The barrage of better than expected economic data witnessed in October continued through November and into the early days of December. With the improvement in growth, investor confidence has risen markedly from the doom and gloom days of the government shutdown. Reflecting the improved confidence, bond prices fell off and equity markets rallied. .
As we anticipated at summers end, investors have reversed their aversion to credit and have been buying the various sectors despite the downward price action of government debt. In addition to a heightened risk appetite, positive news on municipal finance also contributed to the improvement in credit. Specifically, the State of Illinois, after decades of fiscal mismanagement passed legislation designed to bolster their woefully underfunded state pension plan. While the governor has said he will sign the bill into law when it arrives at his desk, union officials representing future retirees said they intend to fight the agreement in court. They claim the action violates the Illinois constitution which states that the pension “shall not be diminished or impaired.” The unions may be fighting an uphill battle in proving diminishment or impairment. To improve the funding of the pension, the proposal would reduce the annual cost of living adjustment and increase the retirement age for workers hired on a go-forward basis; arguably, neither impairs the current value of the fund. Following the announcement, 30-year Illinois bonds rallied and have continue to improve in secondary trading. Given that positive outcome, we expect other municipalities to follow suit to bolster their pension obligation, thereby improving their credit profile. We continue to see the municipal bond market as the most undervalued sector of the bond market.

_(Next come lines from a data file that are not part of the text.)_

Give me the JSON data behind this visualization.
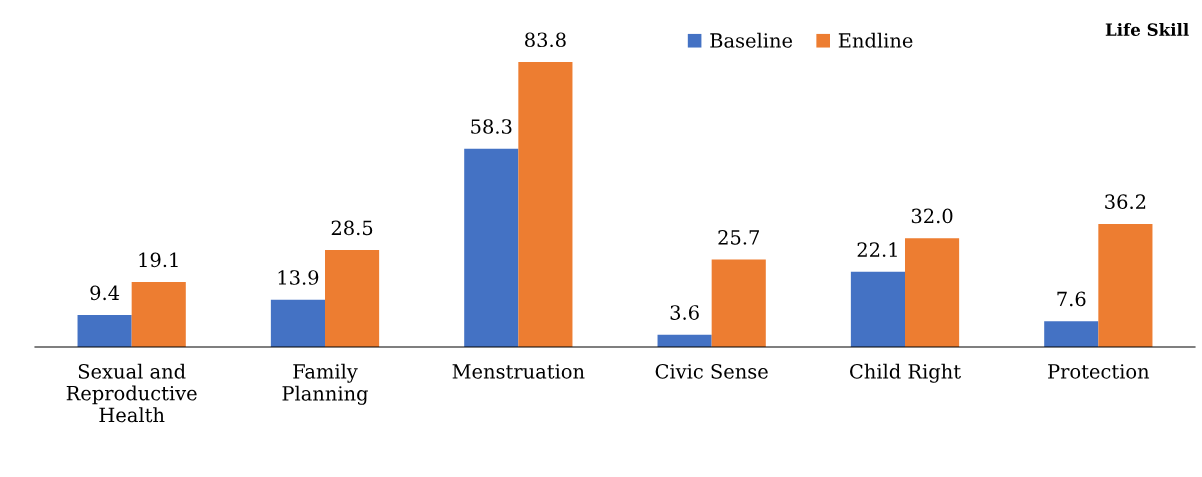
{
  "chart_data": {
    "type": "bar",
    "title": "Life Skill",
    "categories": [
      "Sexual and Reproductive Health",
      "Family Planning",
      "Menstruation",
      "Civic Sense",
      "Child Right",
      "Protection"
    ],
    "series": [
      {
        "name": "Baseline",
        "color": "#4472c4",
        "values": [
          9.4,
          13.9,
          58.3,
          3.6,
          22.1,
          7.6
        ],
        "value_labels": [
          "9.4",
          "13.9",
          "58.3",
          "3.6",
          "22.1",
          "7.6"
        ]
      },
      {
        "name": "Endline",
        "color": "#ed7d31",
        "values": [
          19.1,
          28.5,
          83.8,
          25.7,
          32.0,
          36.2
        ],
        "value_labels": [
          "19.1",
          "28.5",
          "83.8",
          "25.7",
          "32.0",
          "36.2"
        ]
      }
    ],
    "legend": "top",
    "grid": false
  }
}
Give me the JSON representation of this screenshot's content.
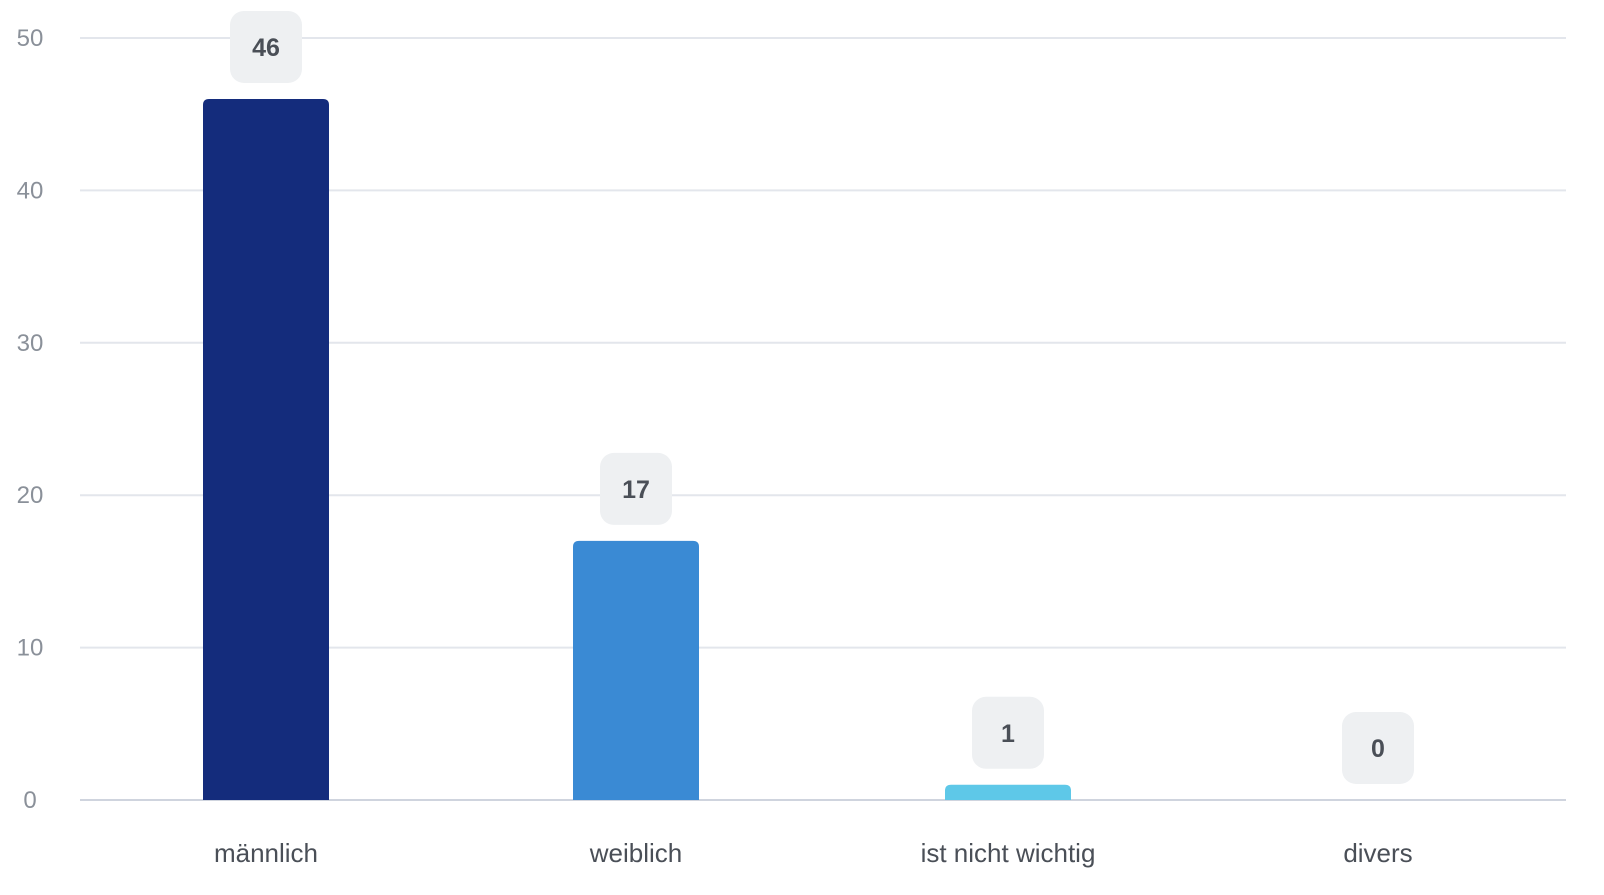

As mentioned in the first paragraph, economic activity continues to accelerate, with housing and job growth leading the way. Following strong job growth in October, economists were surprised with the continued strength witnessed in the November report. In addition to the second consecutive 200,000 job gain, labor force participation increased and the unemployment rate fell to 7.0% from 7.3%. The 7% unemployment rate is especially important since the Fed said at the June press conference that they expected to have concluded secondary market purchases when unemployment rate fell to that level. That puts the Federal Reserve and their maintenance of emergency easy-money policy in an awkward position. As we described last month, the Fed does not like to change policy in December due to diminished volume and the accompanying risk of outsized volatility. Just hours after the release of the employment report Wall Street economists were handicapping the odds of a taper announcement at the December 18th FOMC meeting at 50/50. With that date only a week away and coming with just eight trading days left in the year, Chairman Bernanke certainly must be regretting his decision to postpone the taper announcement back in September. Despite the challenge of the calendar, equity investors took the news of better than expected employment as good news for earnings and rallied the market sharply.
The favorable unemployment news came one day after Q3 GDP was revised from 2.8% to an “eye-popping” 3.6%. Much of the revision was attributable to an increase in inventories, which could potentially weigh on Q4 GDP if those goods are simply being restocked. However, if those goods were produced in anticipation of heightened sales, that could portend a strong economic outturn.